JOÃO PIMENTA DA VEIGA FILHO, Ministro de Estado das Comunicações.
Discurso
Transcurso do 100º aniversário de nascimento do ex-Governador Milton
Campos.
Reunião
99ª reunião ESPECIAL
Legislatura 14ª legislatura, 2ª sessão legislativa ORDINÁRIA
Publicação Diário do Legislativo em 19/08/2000
Página 27, Coluna 2
Assunto HOMENAGEM. ADMINISTRAÇÃO PÚBLICA.
Legislatura 14ª legislatura, 2ª sessão legislativa ORDINÁRIA
Publicação Diário do Legislativo em 19/08/2000
Página 27, Coluna 2
Assunto HOMENAGEM. ADMINISTRAÇÃO PÚBLICA.
99ª REUNIÃO ESPECIAL DA 2ª SESSÃO LEGISLATIVA ORDINÁRIA DA 14ª
LEGISLATURA, EM 16/8/2000
Palavras do Sr. Pimenta da Veiga
Exmo. Sr. Presidente, Deputado Bilac Pinto; Sr. Secretário Ângelo
Oswaldo; Sr. Ricardo Pimenta; Srs. Senadores José de Alencar e
Francelino Pereira; Sra. Maria Regina Campos Horta; Sr. Roberval
Borges, Diretor dos Correios; prezado Prof. Raul Machado Horta;
Sr. ex-Governador de Minas Gerais Rondon Pacheco; Sr. Ministro do
Supremo Tribunal Federal e ex-Ministro da Justiça Oscar Dias
Corrêa; Dr. Celso Mello Azevedo, ex-Prefeito de Belo Horizonte;
Dr. Carlos Elói, ex-Deputado desta Casa e ex-Presidente da CEMIG;
Deputado Odelmo Leão; Dr. Orlando Vaz, ilustre advogado; Sr. Vice-
Prefeito de Belo Horizonte; Srs. Conselheiros do Tribunal de
Contas de Minas Gerais; Prof. Aluízio Pimenta, ex-Ministro da
Cultura; minhas senhoras, meus senhores, inicialmente, desejo
destacar a importância da homenagem prestada pelos Correios ao ex-
Governador Milton Campos. Esse ato, simples como foi, na verdade
reveste-se de grande conteúdo, porque procura perenizar a memória
do homenageado. A Empresa de Correios, grande empresa nacional, a
cada ano destaca algumas instituições e pessoas que devem ser
homenageadas com a edição de selos. Estou feliz porque, nesta
semana, é a segunda vez que venho a esta Assembléia, para
participar de uma homenagem. São dois grandes brasileiros:
primeiro, Gustavo Capanema. Hoje, Milton Campos.

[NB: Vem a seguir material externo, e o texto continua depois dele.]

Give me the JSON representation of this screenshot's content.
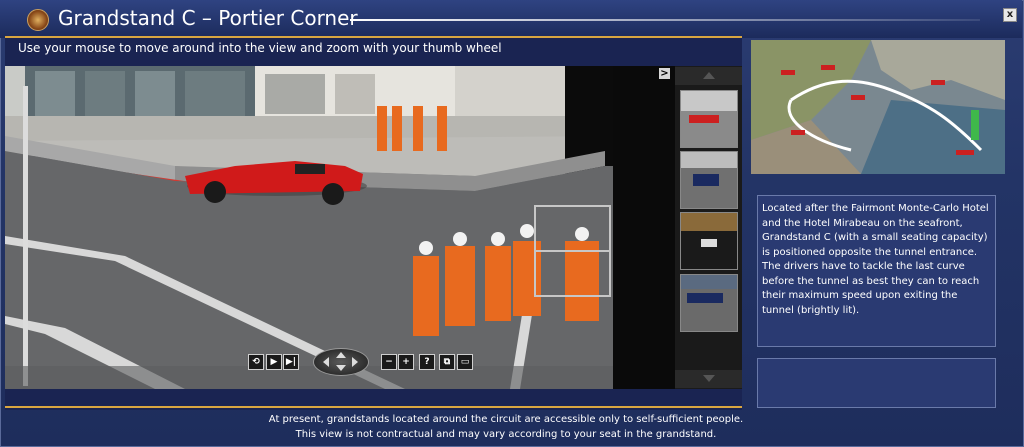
{
  "window": {
    "title": "Grandstand C – Portier Corner",
    "close_label": "x"
  },
  "viewer": {
    "instructions": "Use your mouse to move around into the view and zoom with your thumb wheel",
    "collapse_label": ">",
    "controls": {
      "back": "⟲",
      "play": "▶",
      "next": "▶|",
      "zoom_out": "−",
      "zoom_in": "+",
      "help": "?",
      "fullscreen": "⧉",
      "window": "▭"
    }
  },
  "description": "Located after the Fairmont Monte-Carlo Hotel and the Hotel Mirabeau on the seafront, Grandstand C (with a small seating capacity) is positioned opposite the tunnel entrance. The drivers have to tackle the last curve before the tunnel as best they can to reach their maximum speed upon exiting the tunnel (brightly lit).",
  "footer": {
    "line1": "At present, grandstands located around the circuit are accessible only to self-sufficient people.",
    "line2": "This view is not contractual and may vary according to your seat in the grandstand."
  },
  "colors": {
    "frame": "#233466",
    "accent": "#d9a640",
    "text": "#ffffff"
  }
}
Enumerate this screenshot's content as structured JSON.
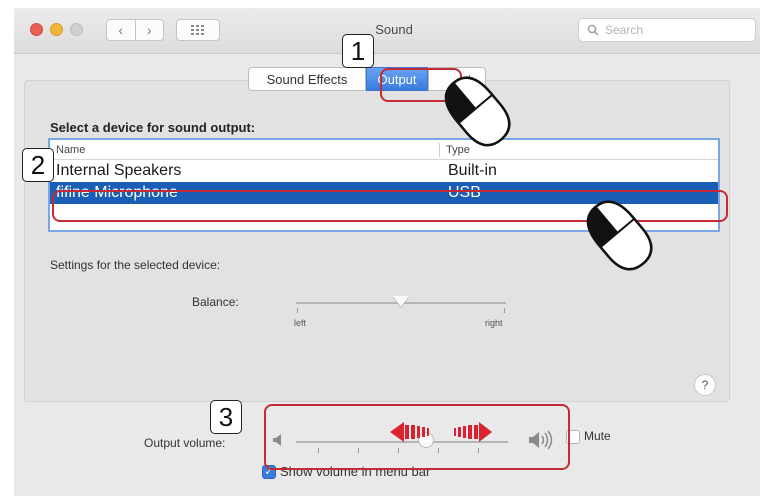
{
  "window": {
    "title": "Sound",
    "search_placeholder": "Search",
    "nav_back_glyph": "‹",
    "nav_forward_glyph": "›"
  },
  "tabs": [
    {
      "label": "Sound Effects",
      "selected": false
    },
    {
      "label": "Output",
      "selected": true
    },
    {
      "label": "Input",
      "selected": false,
      "visible_text": "ut"
    }
  ],
  "output": {
    "heading": "Select a device for sound output:",
    "columns": [
      "Name",
      "Type"
    ],
    "devices": [
      {
        "name": "Internal Speakers",
        "type": "Built-in",
        "selected": false
      },
      {
        "name": "fifine Microphone",
        "type": "USB",
        "selected": true
      }
    ],
    "settings_label": "Settings for the selected device:",
    "balance": {
      "label": "Balance:",
      "left_label": "left",
      "right_label": "right",
      "value": 0.5
    }
  },
  "help_glyph": "?",
  "volume": {
    "label": "Output volume:",
    "value": 0.6,
    "mute_label": "Mute",
    "muted": false
  },
  "menu_bar": {
    "label": "Show volume in menu bar",
    "checked": true
  },
  "callouts": [
    "1",
    "2",
    "3"
  ],
  "colors": {
    "highlight": "#c62a35",
    "selection": "#1a5eb6",
    "accent": "#3a7be0",
    "arrow": "#d92330"
  },
  "icons": [
    "search-icon",
    "grid-icon",
    "speaker-low-icon",
    "speaker-high-icon",
    "mouse-click-icon"
  ]
}
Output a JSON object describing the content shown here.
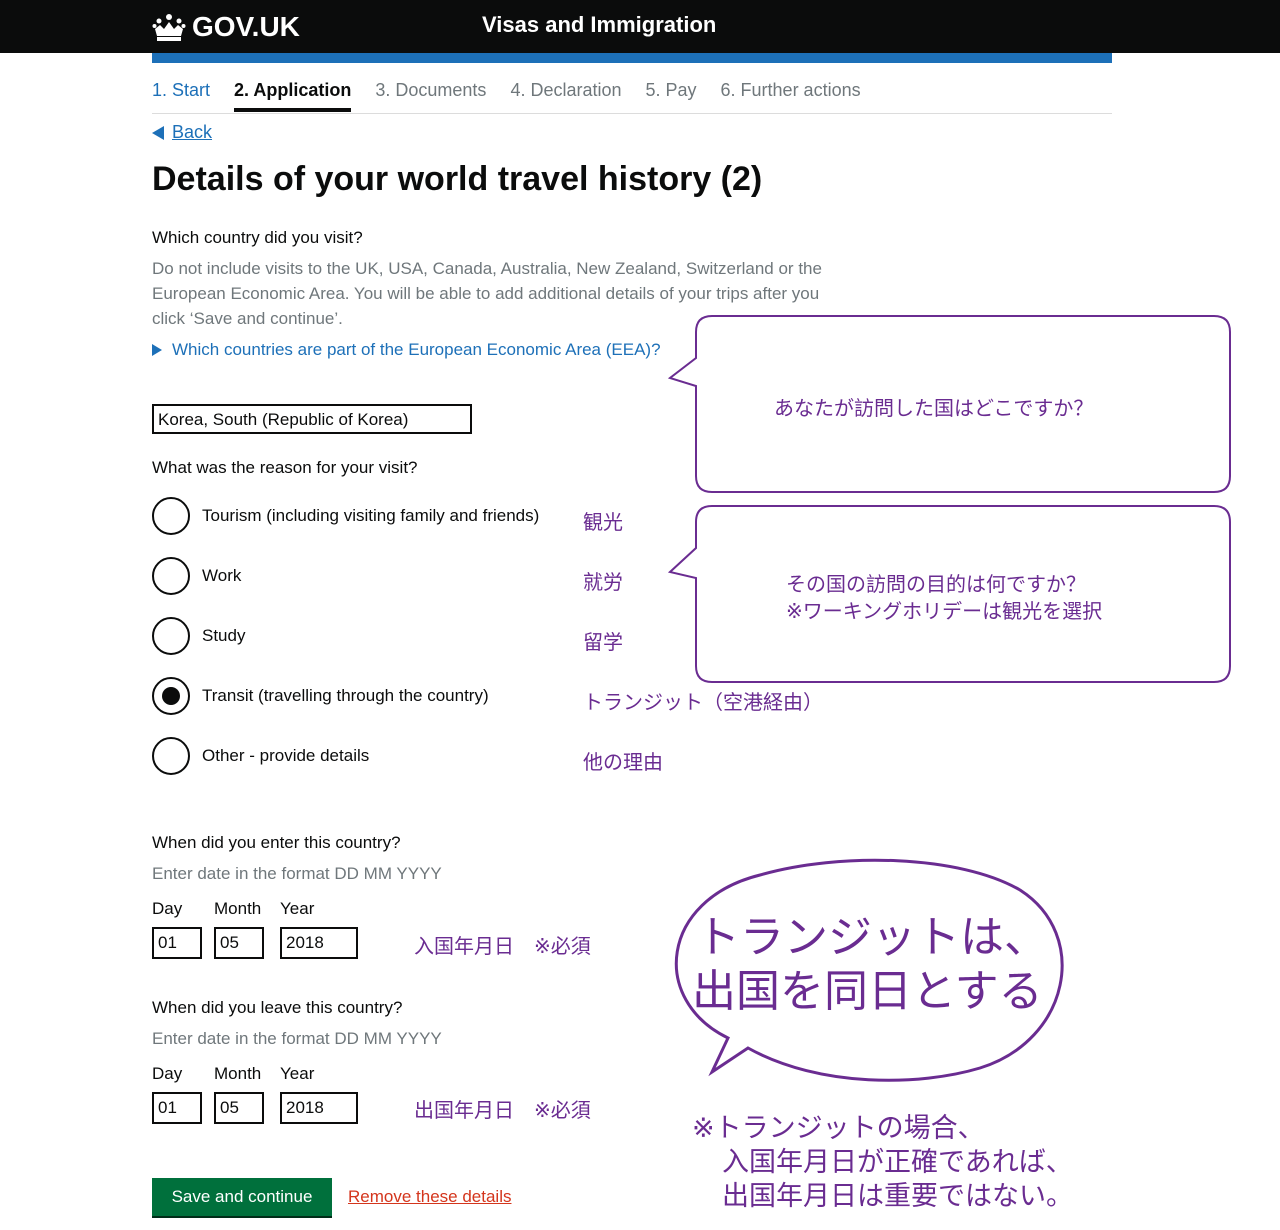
{
  "header": {
    "logo": "GOV.UK",
    "service_name": "Visas and Immigration"
  },
  "steps": [
    {
      "label": "1. Start",
      "state": "done"
    },
    {
      "label": "2. Application",
      "state": "active"
    },
    {
      "label": "3. Documents",
      "state": "todo"
    },
    {
      "label": "4. Declaration",
      "state": "todo"
    },
    {
      "label": "5. Pay",
      "state": "todo"
    },
    {
      "label": "6. Further actions",
      "state": "todo"
    }
  ],
  "back_link": "Back",
  "page_title": "Details of your world travel history (2)",
  "country_question": {
    "label": "Which country did you visit?",
    "hint": "Do not include visits to the UK, USA, Canada, Australia, New Zealand, Switzerland or the European Economic Area. You will be able to add additional details of your trips after you click ‘Save and continue’.",
    "eea_link": "Which countries are part of the European Economic Area (EEA)?",
    "value": "Korea, South (Republic of Korea)"
  },
  "reason_question": {
    "label": "What was the reason for your visit?",
    "options": [
      {
        "label": "Tourism (including visiting family and friends)",
        "note": "観光",
        "selected": false
      },
      {
        "label": "Work",
        "note": "就労",
        "selected": false
      },
      {
        "label": "Study",
        "note": "留学",
        "selected": false
      },
      {
        "label": "Transit (travelling through the country)",
        "note": "トランジット（空港経由）",
        "selected": true
      },
      {
        "label": "Other - provide details",
        "note": "他の理由",
        "selected": false
      }
    ]
  },
  "enter_date": {
    "label": "When did you enter this country?",
    "hint": "Enter date in the format DD MM YYYY",
    "day_label": "Day",
    "month_label": "Month",
    "year_label": "Year",
    "day": "01",
    "month": "05",
    "year": "2018",
    "note": "入国年月日　※必須"
  },
  "leave_date": {
    "label": "When did you leave this country?",
    "hint": "Enter date in the format DD MM YYYY",
    "day_label": "Day",
    "month_label": "Month",
    "year_label": "Year",
    "day": "01",
    "month": "05",
    "year": "2018",
    "note": "出国年月日　※必須"
  },
  "buttons": {
    "save": "Save and continue",
    "remove": "Remove these details"
  },
  "annotations": {
    "callout_country": "あなたが訪問した国はどこですか？",
    "callout_reason_line1": "その国の訪問の目的は何ですか？",
    "callout_reason_line2": "※ワーキングホリデーは観光を選択",
    "bubble_line1": "トランジットは、",
    "bubble_line2": "出国を同日とする",
    "note_line1": "※トランジットの場合、",
    "note_line2": "入国年月日が正確であれば、",
    "note_line3": "出国年月日は重要ではない。"
  },
  "colors": {
    "header_bg": "#0b0c0c",
    "accent_blue": "#1d70b8",
    "button_green": "#00703c",
    "annotation_purple": "#6a2c91"
  }
}
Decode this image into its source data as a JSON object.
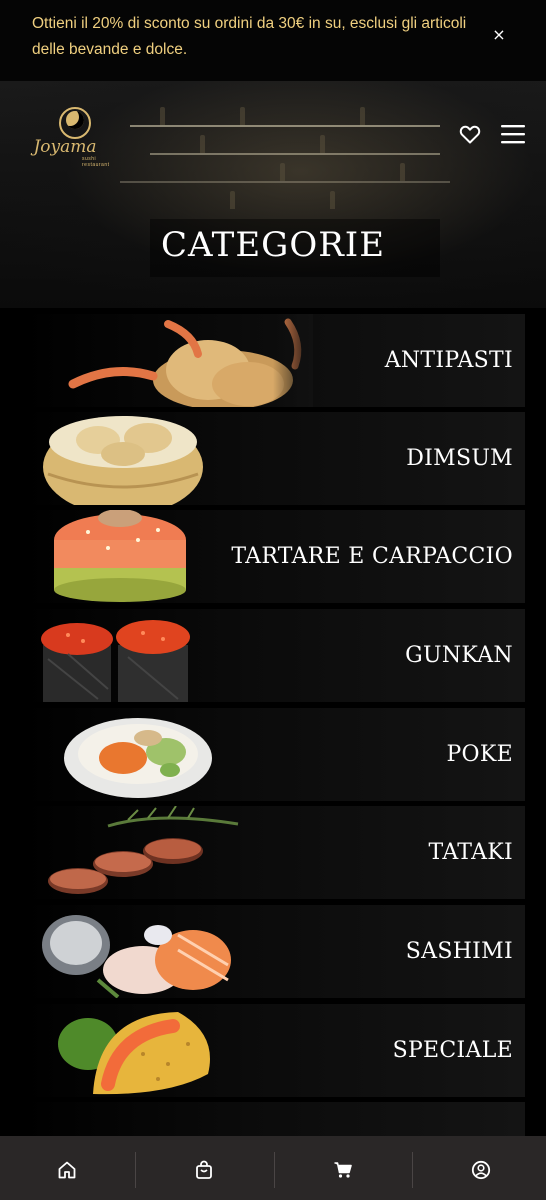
{
  "promo": {
    "text": "Ottieni il 20% di sconto su ordini da 30€ in su, esclusi gli articoli delle bevande e dolce.",
    "close_label": "×"
  },
  "header": {
    "logo_name": "Joyama",
    "logo_sub": "sushi restaurant",
    "title": "CATEGORIE",
    "icons": [
      "heart-icon",
      "menu-icon"
    ]
  },
  "categories": [
    {
      "label": "ANTIPASTI"
    },
    {
      "label": "DIMSUM"
    },
    {
      "label": "TARTARE E CARPACCIO"
    },
    {
      "label": "GUNKAN"
    },
    {
      "label": "POKE"
    },
    {
      "label": "TATAKI"
    },
    {
      "label": "SASHIMI"
    },
    {
      "label": "SPECIALE"
    }
  ],
  "bottom_nav": {
    "items": [
      "home-icon",
      "shopping-bag-icon",
      "cart-icon",
      "user-account-icon"
    ]
  },
  "colors": {
    "accent_gold": "#f0d080",
    "logo_gold": "#d8b870",
    "nav_background": "#2a2727",
    "background": "#000000"
  }
}
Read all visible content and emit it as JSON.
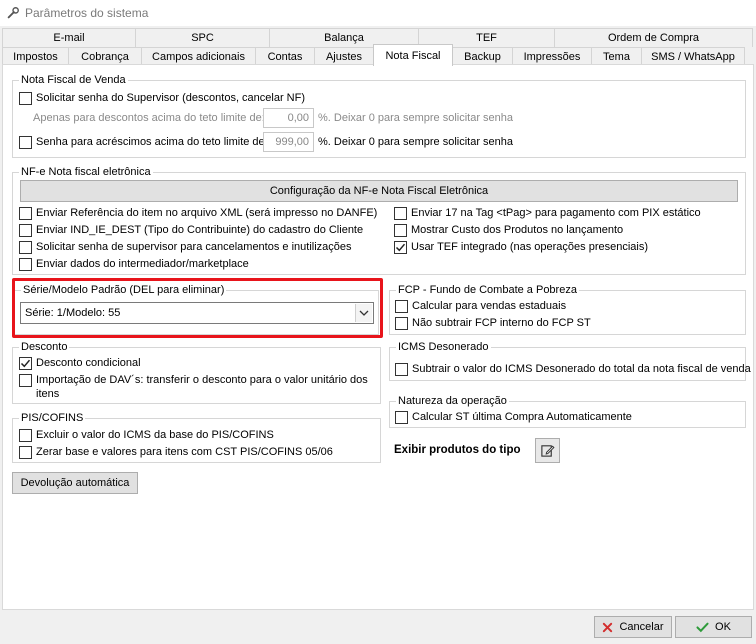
{
  "window": {
    "title": "Parâmetros do sistema"
  },
  "tabs_row1": [
    {
      "label": "E-mail"
    },
    {
      "label": "SPC"
    },
    {
      "label": "Balança"
    },
    {
      "label": "TEF"
    },
    {
      "label": "Ordem de Compra"
    }
  ],
  "tabs_row2": [
    {
      "label": "Impostos"
    },
    {
      "label": "Cobrança"
    },
    {
      "label": "Campos adicionais"
    },
    {
      "label": "Contas"
    },
    {
      "label": "Ajustes"
    },
    {
      "label": "Nota Fiscal"
    },
    {
      "label": "Backup"
    },
    {
      "label": "Impressões"
    },
    {
      "label": "Tema"
    },
    {
      "label": "SMS / WhatsApp"
    }
  ],
  "nota_fiscal_venda": {
    "legend": "Nota Fiscal de Venda",
    "solicitar_senha": "Solicitar senha do Supervisor (descontos, cancelar NF)",
    "apenas_label": "Apenas para descontos acima do teto limite de:",
    "apenas_value": "0,00",
    "apenas_suffix": "%. Deixar 0 para sempre solicitar senha",
    "senha_acrescimos": "Senha para acréscimos acima do teto limite de:",
    "senha_value": "999,00",
    "senha_suffix": "%. Deixar 0 para sempre solicitar senha"
  },
  "nfe": {
    "legend": "NF-e Nota fiscal eletrônica",
    "config_button": "Configuração da NF-e Nota Fiscal Eletrônica",
    "left": [
      {
        "label": "Enviar Referência do item no arquivo XML (será impresso no DANFE)",
        "checked": false
      },
      {
        "label": "Enviar IND_IE_DEST (Tipo do Contribuinte) do cadastro do Cliente",
        "checked": false
      },
      {
        "label": "Solicitar senha de supervisor para cancelamentos e inutilizações",
        "checked": false
      },
      {
        "label": "Enviar dados do intermediador/marketplace",
        "checked": false
      }
    ],
    "right": [
      {
        "label": "Enviar 17 na Tag <tPag> para pagamento com PIX estático",
        "checked": false
      },
      {
        "label": "Mostrar Custo dos Produtos no lançamento",
        "checked": false
      },
      {
        "label": "Usar TEF integrado (nas operações presenciais)",
        "checked": true
      }
    ]
  },
  "serie": {
    "legend": "Série/Modelo Padrão (DEL para eliminar)",
    "value": "Série: 1/Modelo: 55"
  },
  "fcp": {
    "legend": "FCP - Fundo de Combate a Pobreza",
    "items": [
      {
        "label": "Calcular para vendas estaduais",
        "checked": false
      },
      {
        "label": "Não subtrair FCP interno do FCP ST",
        "checked": false
      }
    ]
  },
  "desconto": {
    "legend": "Desconto",
    "condicional": "Desconto condicional",
    "importacao_line1": "Importação de DAV´s: transferir o desconto para o valor unitário dos",
    "importacao_line2": "itens"
  },
  "icms": {
    "legend": "ICMS Desonerado",
    "item": "Subtrair o valor do ICMS Desonerado do total da nota fiscal de venda"
  },
  "pis": {
    "legend": "PIS/COFINS",
    "items": [
      {
        "label": "Excluir o valor do ICMS da base do PIS/COFINS",
        "checked": false
      },
      {
        "label": "Zerar base e valores para itens com CST PIS/COFINS 05/06",
        "checked": false
      }
    ]
  },
  "natureza": {
    "legend": "Natureza da operação",
    "item": "Calcular ST última Compra Automaticamente"
  },
  "exibir": {
    "label": "Exibir produtos do tipo"
  },
  "devolucao": {
    "label": "Devolução automática"
  },
  "footer": {
    "cancel": "Cancelar",
    "ok": "OK"
  },
  "colors": {
    "highlight": "#e8141b",
    "cancel_icon": "#d32f2f",
    "ok_icon": "#2e9b3a"
  }
}
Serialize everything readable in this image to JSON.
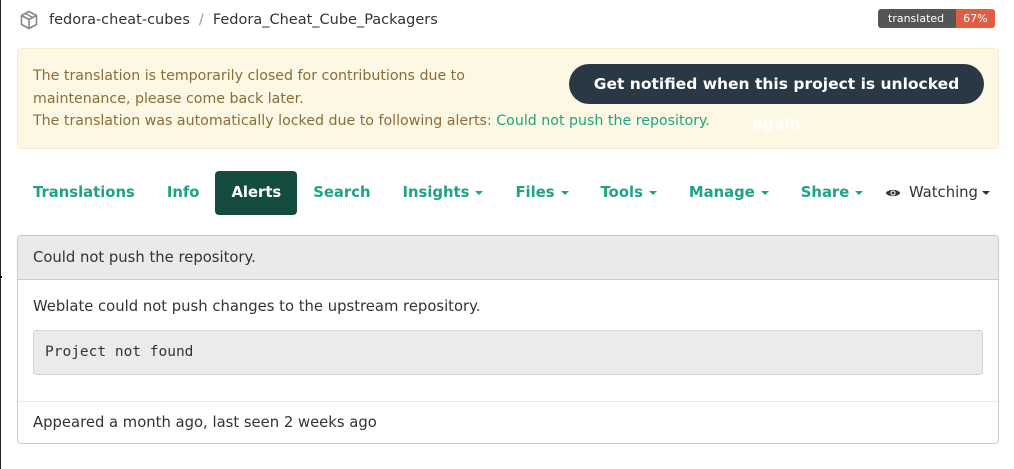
{
  "breadcrumb": {
    "project": "fedora-cheat-cubes",
    "separator": "/",
    "component": "Fedora_Cheat_Cube_Packagers"
  },
  "badge": {
    "label": "translated",
    "value": "67%"
  },
  "alert": {
    "line1": "The translation is temporarily closed for contributions due to maintenance, please come back later.",
    "line2_prefix": "The translation was automatically locked due to following alerts:",
    "line2_link": "Could not push the repository.",
    "notify_button": "Get notified when this project is unlocked again"
  },
  "tabs": [
    {
      "label": "Translations"
    },
    {
      "label": "Info"
    },
    {
      "label": "Alerts"
    },
    {
      "label": "Search"
    },
    {
      "label": "Insights"
    },
    {
      "label": "Files"
    },
    {
      "label": "Tools"
    },
    {
      "label": "Manage"
    },
    {
      "label": "Share"
    }
  ],
  "watch": {
    "label": "Watching"
  },
  "panel": {
    "heading": "Could not push the repository.",
    "description": "Weblate could not push changes to the upstream repository.",
    "error_output": "Project not found",
    "footer": "Appeared a month ago, last seen 2 weeks ago"
  },
  "colors": {
    "link": "#1fa385",
    "active_tab": "#144d3f",
    "notify_button": "#2a3744",
    "alert_bg": "#fcf8e3",
    "alert_text": "#8a6d3b",
    "badge_value": "#e05d44"
  }
}
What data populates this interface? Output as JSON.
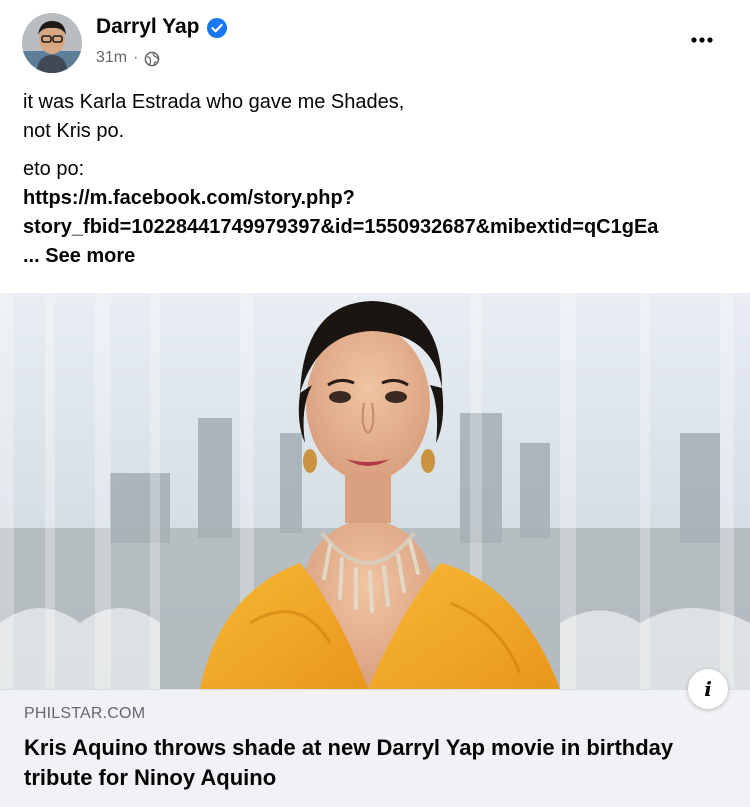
{
  "post": {
    "author": "Darryl Yap",
    "timestamp": "31m",
    "separator": "·",
    "audience_icon": "globe-icon",
    "more_icon": "more-horizontal-icon",
    "verified_icon": "verified-badge-icon",
    "text_line1": "it was Karla Estrada who gave me Shades,",
    "text_line2": "not Kris po.",
    "text_line3": "eto po:",
    "link_line1": "https://m.facebook.com/story.php?",
    "link_line2": "story_fbid=10228441749979397&id=1550932687&mibextid=qC1gEa",
    "see_more": "... See more"
  },
  "preview": {
    "domain": "PHILSTAR.COM",
    "headline": "Kris Aquino throws shade at new Darryl Yap movie in birthday tribute for Ninoy Aquino",
    "info_label": "i"
  },
  "colors": {
    "primary_text": "#050505",
    "secondary_text": "#65676b",
    "verified_blue": "#1877f2",
    "preview_bg": "#f0f2f5",
    "dress_yellow": "#f2a61c"
  }
}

Esse selo não fica restrito a Belo Horizonte, a Minas ou ao
Brasil. Certamente, correrá por vários países, e é uma pequena
contribuição. É dever de nosso Estado guardar o exemplo, a memória
e os gestos do ex-Governador Milton Campos. Devo dizer que falar
em um curto espaço, espremido entre a erudição e o talento do
Prof. Raul Machado Horta e, a seguir, substituído nesta tribuna
pela genialidade do Ministro Oscar Dias Corrêa, deixa-me, sem
dúvida, preocupado. Exatamente por isso, não tentarei imitá-los,
até porque conhecem o homenageado muito melhor do que eu, já que
ambos tiveram o privilégio de sua convivência pessoal.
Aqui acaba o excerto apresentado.